Projects of Moscow Polytech: Structured Low-Defect Thin-film Materials for Efficient Nanoelectronics devices

In a new column, Moscow Polytech will describe projects that are being implemented by students together with the university’s industrial partners. In this issue, the supervisor of the project “Structured low-defect thin-film materials for efficient nanoelectronics devices” Alexander Kazak will talk about the goals and tasks, the application of developed technologies and cooperation of the team’s cooperation with partners.

The project’s goal is obtaining low-defect thin-film organic materials and studying the structure-properties relationship. These are aimed at efficient nano-electronics devices.

How are films obtained?

We obtain films on the interface of the phases: liquid air, water-air, which are further transferred onto a solid substrate.

Where are the films applied to?

First of all, solar cells. Research and development of organic elements is currently under way in the world, given silicon is very expensive and non-ecological.

Solar cells convert solar energy into the electric one. This is called alternative energy. At present, we obtain energy by means of combusting gas and crude oil. These are non-renewable resources; therefore, people are also looking for an alternative to them. The Sun is a good option, as it shines all the time. An example of transformation of solar energy into electric energy is photosynthesis: transformation of solar energy into chemical energy with the help of chlorophyll molecules.

How efficient is it?

Already now, organic compounds achieve efficiency of about 17-18%, while the efficiency of monocrystalline silicon is about 26-28%. However, there were studies that showed that it is expedient to replace monocrystalline silicon by organic photocells with their efficiency 3%, since such photocells are cheaper and more safe.

The second application – are optical limits. These limiters of laser emanation, which are required for cosmonautics, for pilots. In the open space laser emission is very active, but it also occurs in ordinary human life. The eyes of pilots and cosmonauts suffer from laser emission. Electronic devices may breakdown because of laser emission. Our films for visual radiation are transparent, pass it without problems, and do not pass dangerous emanation (laser one), what protects the eyes and electronics.

The third application is various sensors, for example, the gas ones. They can be installed at industrial enterprises.

How are students engaged in the project?

Students are engaged mainly in theoretical issues and simulate the processes of films behavior under different conditions.

They learn to:

• Identify conditions of forming defect-free, low deficient films by using experimental data.

• Identify conditions when forming films is impossible.

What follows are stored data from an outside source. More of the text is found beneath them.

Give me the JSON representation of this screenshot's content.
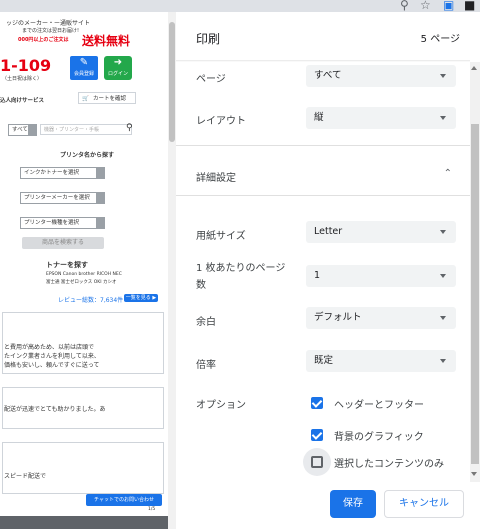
{
  "browser": {
    "icons": [
      "search-icon",
      "star-icon",
      "extension-icon",
      "profile-icon"
    ]
  },
  "preview": {
    "header_line": "ッジのメーカー・ー通販サイト",
    "promo_small": "までの注文は翌日お届け!",
    "promo_small2": "000円以上のご注文は",
    "promo_big": "送料無料",
    "phone": "1-109",
    "phone_note": "（土日祝は除く）",
    "member_label": "会員登録",
    "login_label": "ログイン",
    "service_label": "込人向けサービス",
    "cart_label": "カートを確認",
    "search_scope": "すべて",
    "search_placeholder": "機器・プリンター・手帳",
    "printer_search_title": "プリンタ名から探す",
    "select_ink": "インクかトナーを選択",
    "select_maker": "プリンターメーカーを選択",
    "select_model": "プリンター機種を選択",
    "product_search_btn": "商品を検索する",
    "toner_title": "トナーを探す",
    "toner_brands1": "EPSON Canon brother RICOH NEC",
    "toner_brands2": "富士通 富士ゼロックス OKI カシオ",
    "review_count": "レビュー総数：7,634件",
    "review_all": "一覧を見る ▶",
    "review1_l1": "と費用が高めため、以前は店頭で",
    "review1_l2": "たインク業者さんを利用して以来、",
    "review1_l3": "価格も安いし、頼んですぐに送って",
    "review2_l1": "配送が迅速でとても助かりました。あ",
    "review3_l1": "スピード配送で",
    "chat_label": "チャットでのお問い合わせ",
    "page_counter": "1/5"
  },
  "dialog": {
    "title": "印刷",
    "page_count": "5 ページ",
    "pages_label": "ページ",
    "pages_value": "すべて",
    "layout_label": "レイアウト",
    "layout_value": "縦",
    "more_settings_label": "詳細設定",
    "paper_size_label": "用紙サイズ",
    "paper_size_value": "Letter",
    "pages_per_sheet_label_1": "1 枚あたりのページ",
    "pages_per_sheet_label_2": "数",
    "pages_per_sheet_value": "1",
    "margins_label": "余白",
    "margins_value": "デフォルト",
    "scale_label": "倍率",
    "scale_value": "既定",
    "options_label": "オプション",
    "options": [
      {
        "label": "ヘッダーとフッター",
        "checked": true
      },
      {
        "label": "背景のグラフィック",
        "checked": true
      },
      {
        "label": "選択したコンテンツのみ",
        "checked": false
      }
    ],
    "save_button": "保存",
    "cancel_button": "キャンセル"
  },
  "colors": {
    "accent": "#1a73e8",
    "select_bg": "#f1f3f4",
    "promo_red": "#e60012",
    "member_green": "#23a84b"
  }
}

• Determine the films structure and demonstrate how they reveal themselves, study their features.

What are the pros and cons of such films?

The very first advantage is that at a molecular level, we may control structure of obtained films and, correspondingly, we may optimize and obtain more efficient films for various applications. By varying their structure, we vary their features.

The second advantage is that very expensive equipment is not required; everything is formed on the surface of water and other sub phase. But rather a clean room is required.

The third advantage is formation of a wide class of compounds, not dissolvable in organic solvents.

Among disadvantages is difficult scaling in industry. It is feasible, but complicated.

Which organic substances are part of your films?

These are porphyrins and phthalocyanines in the first place. The green organs of plants contain a substance called chlorophyll, which converts solar energy into chemical energy. In addition, chlorophyll is a derivative of porphyrins. Porphyrins and phthalocyanines are heterocyclic compounds that are dyes and are used in optics and electro–optics.

Students from which faculties participate in the project?

They mainly represent: Chemistry, Biotechnology, Physics and Biochemistry.

Which film properties do you study?

• Optical properties – fluorescence, spectral features

• Electro physical properties - energy conversion

• Sensory properties - ability to capture gases

Which result do you expect by the end of this semester?

To teach students to work with films, to define their structure, properties, dependency of these two parameters, in order to further independently obtain these films and work with them directly. To give them a theoretical basis.